Here’s a good Economics & Strategy Report from CIBC. On page 4, there’s a discussion of why oil prices are headed for another spike.
“But the potentially bigger and more lasting story is not demand destruction but how much potential new supply will be destroyed in the wake of the plunge in oil prices during the recession. While demand has, at least temporarily, changed, what hasn’t changed is the incremental cost of finding, developing and producing a new barrel of oil. That is running at about $90 per barrel for production from a new Canadian integrated oil sands mining and upgrading facility these days, four times what it cost to find, develop and produce a new barrel a decade ago (Chart 2). Alternatives, such as the ultra-deepwater areas of the Gulf of Mexico or sub-salt formations such as Brazil’s Tupi field require prices well above $60 per barrel to be economically viable.

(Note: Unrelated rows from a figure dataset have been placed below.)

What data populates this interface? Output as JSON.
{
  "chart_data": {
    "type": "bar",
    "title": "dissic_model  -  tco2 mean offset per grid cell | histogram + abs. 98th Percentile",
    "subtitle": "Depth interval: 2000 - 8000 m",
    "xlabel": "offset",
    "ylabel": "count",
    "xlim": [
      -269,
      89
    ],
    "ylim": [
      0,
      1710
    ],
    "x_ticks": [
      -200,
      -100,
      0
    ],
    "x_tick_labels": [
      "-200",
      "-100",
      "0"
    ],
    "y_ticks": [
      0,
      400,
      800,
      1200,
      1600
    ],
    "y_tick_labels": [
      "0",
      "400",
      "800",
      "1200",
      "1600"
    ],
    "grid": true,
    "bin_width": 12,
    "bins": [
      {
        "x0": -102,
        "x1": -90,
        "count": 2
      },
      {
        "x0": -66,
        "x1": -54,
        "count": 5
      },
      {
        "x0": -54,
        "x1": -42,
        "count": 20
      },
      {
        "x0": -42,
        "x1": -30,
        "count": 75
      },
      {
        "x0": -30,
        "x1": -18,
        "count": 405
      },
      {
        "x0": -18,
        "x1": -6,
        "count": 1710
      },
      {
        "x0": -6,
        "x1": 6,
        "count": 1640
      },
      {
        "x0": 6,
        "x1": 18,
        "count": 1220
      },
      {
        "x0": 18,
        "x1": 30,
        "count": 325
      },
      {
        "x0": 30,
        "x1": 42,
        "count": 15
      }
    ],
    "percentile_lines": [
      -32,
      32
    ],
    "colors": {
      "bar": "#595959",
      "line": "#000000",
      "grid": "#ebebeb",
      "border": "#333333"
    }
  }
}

“Nor has depletion changed. While the recession may temporarily cut a million or two barrels per day from world oil demand, it will do nothing to stop the loss of nearly four million barrels per day this year from depletion–particularly from the deepwater wells that make up more and more of world supply these days. The IEA has recently estimated that the industry will have to spend well over half a trillion dollars annually to meet future demand and counter depletion. No one is going to finance those money-losing mega-investments at oil prices anywhere near $40 per barrel.”
I’ve also talked about the enormous pressures weighing on the U.S. dollar. Once the dollar starts to fall, consumers will see soon the results at their local gas station.